The ship will travel to Gulf Copper Galveston for drydocking and repairs, costing around $35 million. The damages are related to exposure to salt, foam, and silt, which has caused leaking in the hull. The repairs will take somewhere between 12 and 14 months.

The Battleship Texas Foundation will livestream the journey throughout the day Wednesday on their YouTube Channel and their Facebook Group. The social media page will also feature live tracking of the ship’s progress.

Since 2010, the ship has had around 35 leaks repaired. The 110-year-old battleship, launched in May 1912, served in both world wars before it was decommissioned and commemorated as a museum in 1948. It has not been moved since 1988 when it was last sent to Galveston for repairs.

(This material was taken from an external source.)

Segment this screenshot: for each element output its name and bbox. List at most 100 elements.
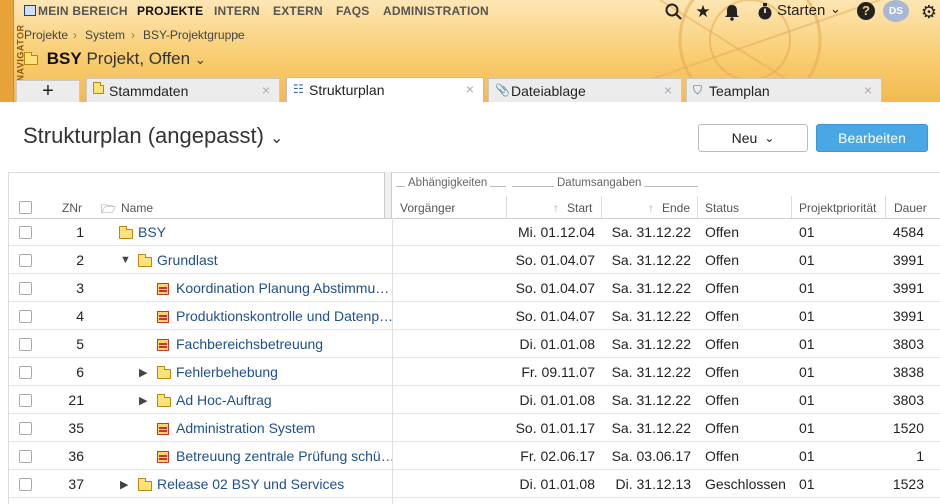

The ship played a crucial part in both conflicts and was one of the ships which carried soldiers home from Japan after World War II.

When commissioned, the ship was the first navy ship to launch an aircraft and mount anti-aircraft guns and one of the first to receive protection radar. It was also the first U.S. battleship to become a permanent museum and to be declared a U.S. National Historic Landmark.

After receiving repairs in Galveston, the ship will not return to the Houston area but will end up at a different permanent residence that is still undecided.

The Battleship Texas Foundation executive director, Bruce Bramlett, said the museum has never generated enough cash flow to justify keeping and maintaining it where it is. While the site has received around 80-90,000 visitors a year, it needs approximately 250,000 to remain afloat.

Tugboats will pull the ship from San Jacinto on Wednesday and arrive in Galveston later in the day, causing water traffic restrictions in the Houston Ship Channel.